Melbourne-based research house Managed Investment Assessments (MIA) this month forecast a sharp downturn in the domestic LPT market by 2010.

 
 

"A higher interest rate environment, any decline in demand for direct property or a change in global investment flows will result in falling property values that will have a negative impact on the listed property trust market and, by extension, the property securities fund sector," MIA director Anton Lawrence said.

Asset Super chief executive John Paul also takes a sceptical view on the home LPT market. His super fund recently overhauled its Australian LPT manager line-up and dramatically increased its exposure to international property.

Paul said the home market was becoming increasingly compressed and as a result the fund had signed up Lasalle Investment Management and Perennial Investment Partners to run a $39 million international LPT.

As to where in the world the best opportunities lie, most investors are bullish towards Germany and Japan.

"Germany is the most interesting market at the moment because the Government and public corporations own a huge amount of the real estate and they are selling it to pay down debt," Joe Harvey, senior portfolio manager at Cohen and Steers, the largest REIT manager in the United States, said.

Harvey's comments are backed up by research from Citigroup in November that estimated the German REIT market could be worth up to Eu57 billion by 2010.
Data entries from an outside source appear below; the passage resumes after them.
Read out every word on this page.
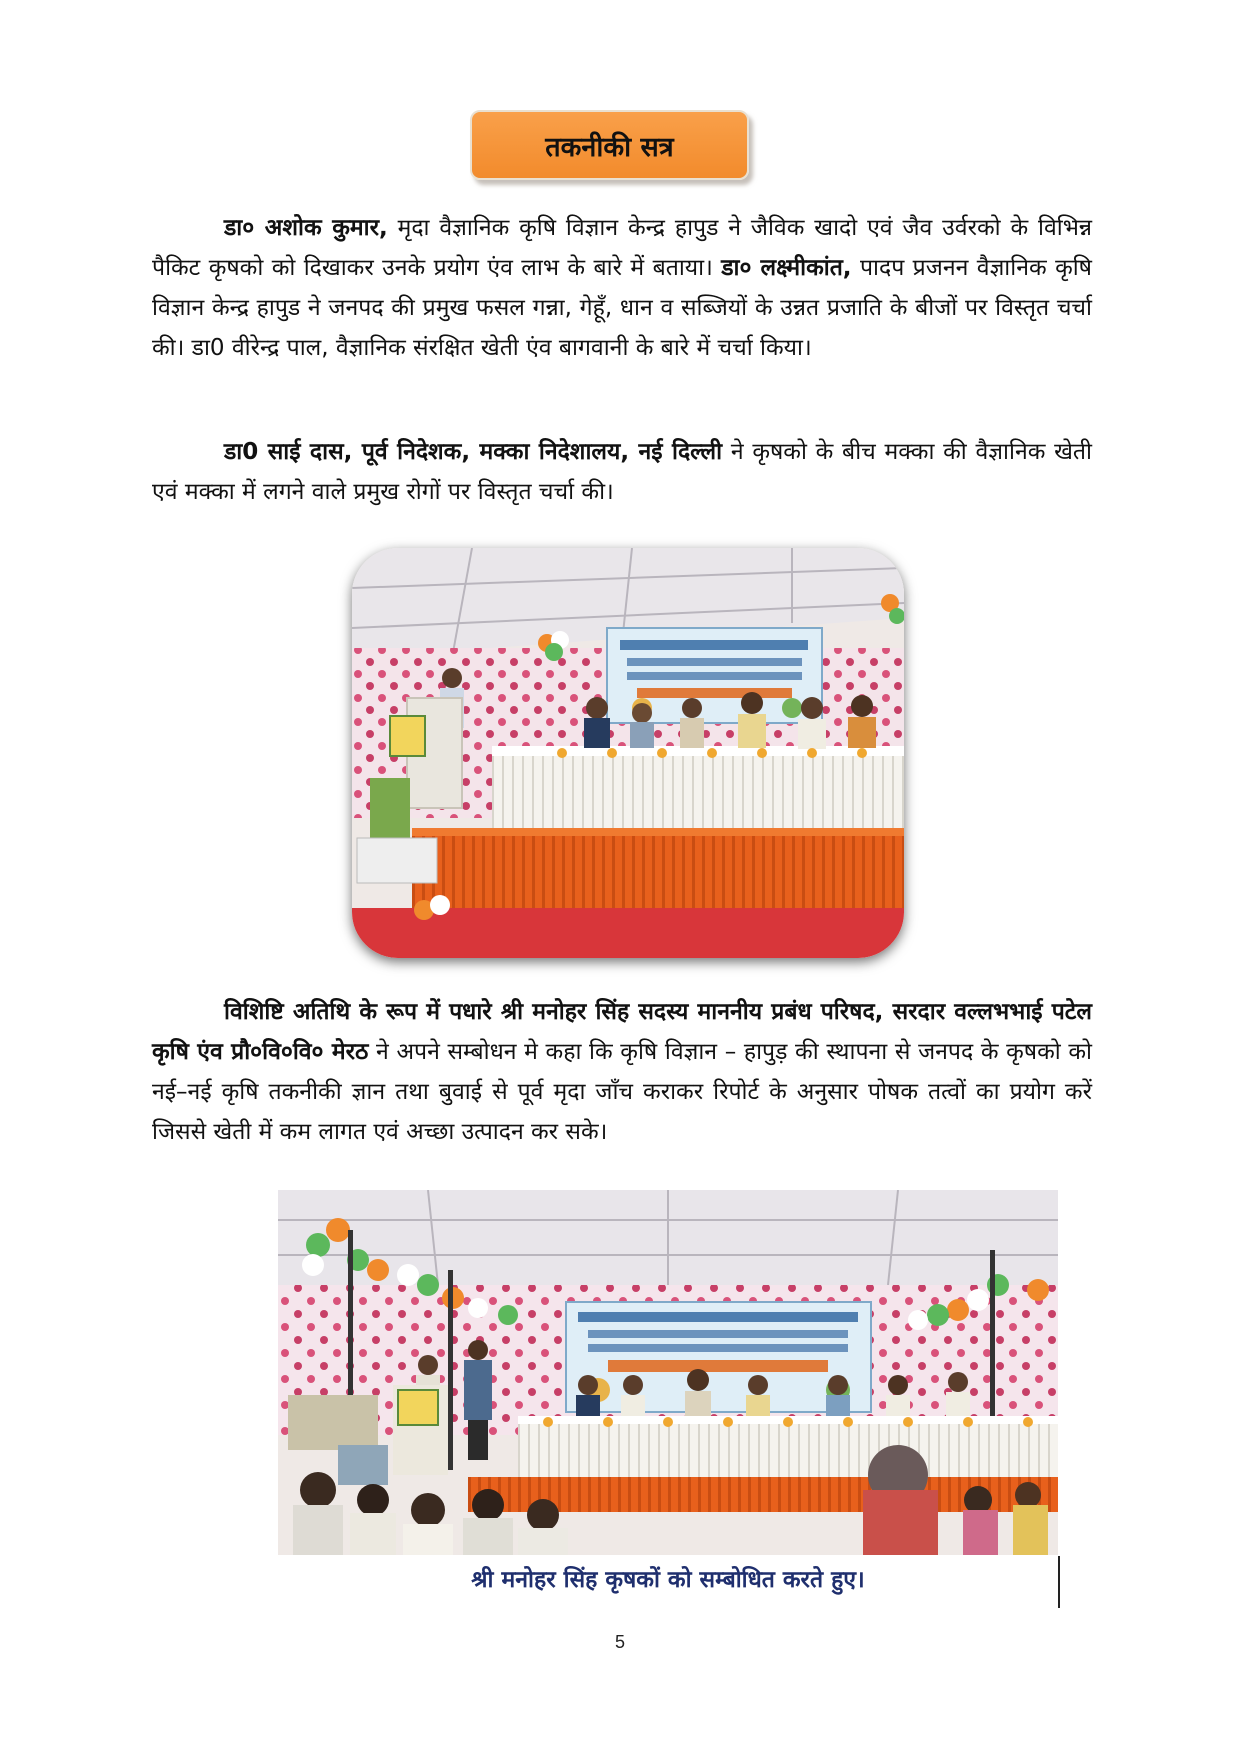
तकनीकी सत्र

डा० अशोक कुमार, मृदा वैज्ञानिक कृषि विज्ञान केन्द्र हापुड ने जैविक खादो एवं जैव उर्वरको के विभिन्न पैकिट कृषको को दिखाकर उनके प्रयोग एंव लाभ के बारे में बताया। डा० लक्ष्मीकांत, पादप प्रजनन वैज्ञानिक कृषि विज्ञान केन्द्र हापुड ने जनपद की प्रमुख फसल गन्ना, गेहूँ, धान व सब्जियों के उन्नत प्रजाति के बीजों पर विस्तृत चर्चा की। डा0 वीरेन्द्र पाल, वैज्ञानिक संरक्षित खेती एंव बागवानी के बारे में चर्चा किया।

डा0 साई दास, पूर्व निदेशक, मक्का निदेशालय, नई दिल्ली ने कृषको के बीच मक्का की वैज्ञानिक खेती एवं मक्का में लगने वाले प्रमुख रोगों पर विस्तृत चर्चा की।

विशिष्टि अतिथि के रूप में पधारे श्री मनोहर सिंह सदस्य माननीय प्रबंध परिषद, सरदार वल्लभभाई पटेल कृषि एंव प्रौ०वि०वि० मेरठ ने अपने सम्बोधन मे कहा कि कृषि विज्ञान – हापुड़ की स्थापना से जनपद के कृषको को नई–नई कृषि तकनीकी ज्ञान तथा बुवाई से पूर्व मृदा जाँच कराकर रिपोर्ट के अनुसार पोषक तत्वों का प्रयोग करें जिससे खेती में कम लागत एवं अच्छा उत्पादन कर सके।

श्री मनोहर सिंह कृषकों को सम्बोधित करते हुए।
5
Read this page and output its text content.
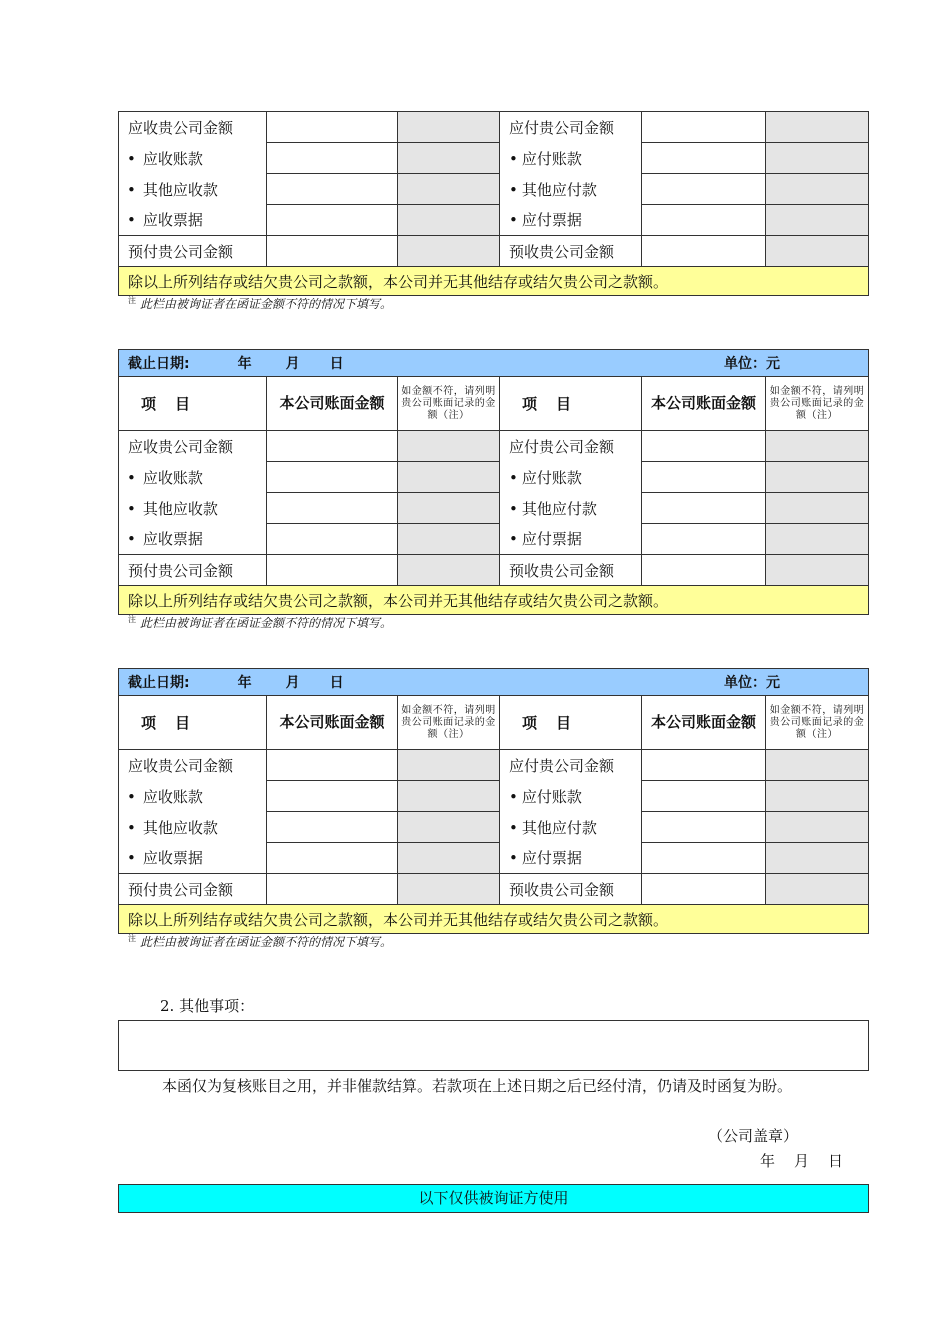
应收贵公司金额			应付贵公司金额		
• 应收账款			• 应付账款		
• 其他应收款			• 其他应付款		
• 应收票据			• 应付票据		
预付贵公司金额			预收贵公司金额		
除以上所列结存或结欠贵公司之款额，本公司并无其他结存或结欠贵公司之款额。					
$^注$ 此栏由被询证者在函证金额不符的情况下填写。
截止日期: 年 月 日 单位：元					

项　目	本公司账面金额	如金额不符，请列明贵公司账面记录的金额（注）	项　目	本公司账面金额	如金额不符，请列明贵公司账面记录的金额（注）
应收贵公司金额			应付贵公司金额		
• 应收账款			• 应付账款		
• 其他应收款			• 其他应付款		
• 应收票据			• 应付票据		
预付贵公司金额			预收贵公司金额		
除以上所列结存或结欠贵公司之款额，本公司并无其他结存或结欠贵公司之款额。					
$^注$ 此栏由被询证者在函证金额不符的情况下填写。
截止日期: 年 月 日 单位：元					

项　目	本公司账面金额	如金额不符，请列明贵公司账面记录的金额（注）	项　目	本公司账面金额	如金额不符，请列明贵公司账面记录的金额（注）
应收贵公司金额			应付贵公司金额		
• 应收账款			• 应付账款		
• 其他应收款			• 其他应付款		
• 应收票据			• 应付票据		
预付贵公司金额			预收贵公司金额		
除以上所列结存或结欠贵公司之款额，本公司并无其他结存或结欠贵公司之款额。					
$^注$ 此栏由被询证者在函证金额不符的情况下填写。
2. 其他事项：
本函仅为复核账目之用，并非催款结算。若款项在上述日期之后已经付清，仍请及时函复为盼。
（公司盖章）
年　月　日
以下仅供被询证方使用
For BlackRock Realty managing director Stephen Meise, who is marketing an unlisted global property trust to Australian investors, Japan holds the key to lucrative returns.

"Japanese property went through a lost decade with little or no capital expenditure. There is a serious shortage of investment grade class A buildings," Meise said.

"There are a lot of bad buildings in good locations. We focus on renovating class B buildings to A standard and then looking at an exit strategy."

However, it is overseas commercial rather than overseas retail property that is proving popular with investors.

Australia's second biggest investment bank, Babcock and Brown, and property Group GPT were forced to shelve plans to create a joint European retail property fund in December after a lacklustre response from investors.